Paying attention to SaaS and the security implications that come with it are critical.  There's certainly room for improvement, but there are clearly innovations to come that will move SaaS forward on this front.

 

Posted by Chris Tebo, CTO

In his posting of June 15, titled, "Can the appliance put SaaS on-premise?", Phil Wainewright makes the point that,

Delivering software as an appliance brings many of the same benefits as delivering software as a service. In fact, in recent weeks and months I’ve spoken to some people who’ve talked as if the two models were interchangeable. I wouldn’t go that far, but I would say that they’re different facets of the same trend towards making software easier to install and use, and I would also add, perhaps controversially, that if you believe in using the Web to deliver software functionality, then like it or not you’re probably going to end up delivering software appliances within your range of offerings.

Wainewright comes to the conclusion that both software as an appliance and software as a service have their place, and they shouldn’t be seen as competing with one another. While I agree with Wainewright on the points he makes in both that and a follow-up posting, I think it’s important to consider the possibilities offered by a third option, one that combines software as an appliance with software as a service. This is the model we use at Fortiva, and it’s one that I believe will continue to gain traction with vendors that want to provide the convenience of SaaS with a level of integration and data security that can only be achieved with an on-premise component.

In his posting, Wainewright makes the point that,

“The appliance model provides many of the benefits of SaaS without forcing customers to store and access their data outside of the firewall.”

This is true – and very useful for applications that involve small amounts of data. However, many SaaS solutions tackle challenges that involve large amounts of data by offering a large, centralized infrastructure. Since IT departments can face considerable challenges managing and maintaining a large data set, these customers get significant benefits from SaaS solutions that address the management of both the software and the data. In fact, a key value proposition for SaaS often involves not having to worry about procuring and managing large amounts of storage, which in turns allows the customer to avoid having to address the full suite of data management tools. So in these cases, the appliance model alone is not an option.

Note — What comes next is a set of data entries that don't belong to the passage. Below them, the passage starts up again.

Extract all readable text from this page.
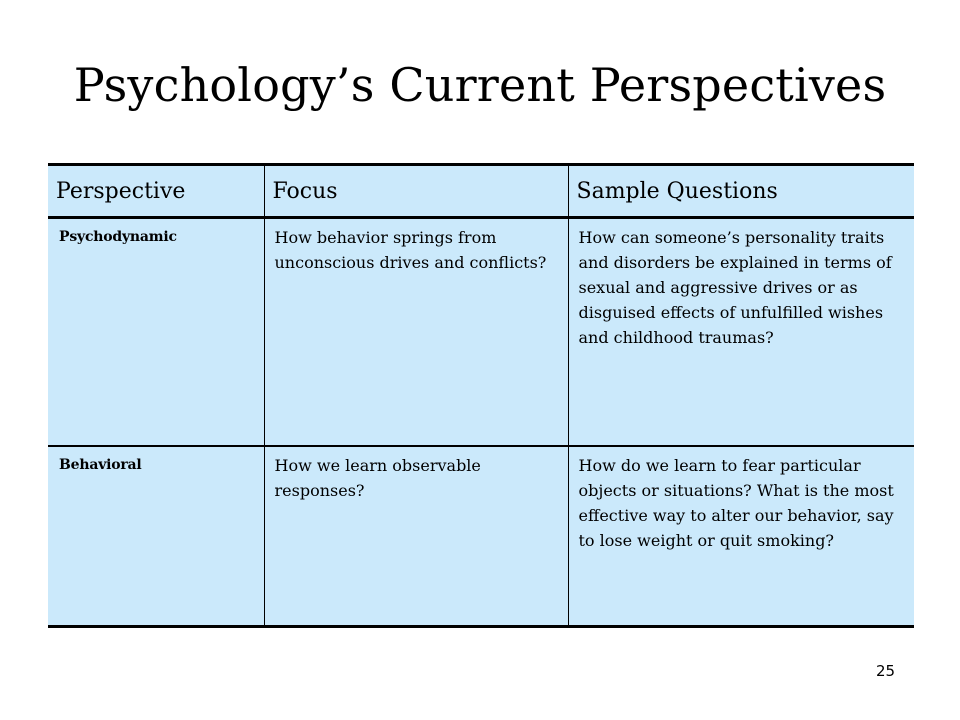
Psychology’s Current Perspectives
Perspective	Focus	Sample Questions
Psychodynamic	How behavior springs from unconscious drives and conflicts?	How can someone’s personality traits and disorders be explained in terms of sexual and aggressive drives or as disguised effects of unfulfilled wishes and childhood traumas?
Behavioral	How we learn observable responses?	How do we learn to fear particular objects or situations? What is the most effective way to alter our behavior, say to lose weight or quit smoking?
25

While SaaS allows you to benefit from “worry-free,” fully scalable storage on demand, it also has its issues.  The SaaS model can lead to isolated solutions that suffer from administrative challenges and a logical disconnect from the way other corporate information is managed and used. It also presents obvious security challenges. Overcoming these limitations requires an integration point within the corporation.  To do this, without losing ease of setup and maintenance benefits of a SaaS solution, some vendors (Fortiva included) have started to introduce in-house appliances (software as an appliance) that act as a gateway to their centralized services (software as a service).

In Fortiva’s case (a SaaS email archiving solution), we ship a “plug-and-play” style appliance that integrates directly with the customer’s Microsoft Exchange and Active Directory. The appliance also encrypts all the data before sending it over a secure transmission to Fortiva’s data centers. I’ve explained in my last two posts how this works, and how the combined SaaS/appliance approach allows us to provide rich functionality (including advanced search) to data that remains encrypted at all times outside the firewall.

So maybe it’s not SaaS OR software as an appliance (SaaA?) that companies should be considering…maybe it’s the two together.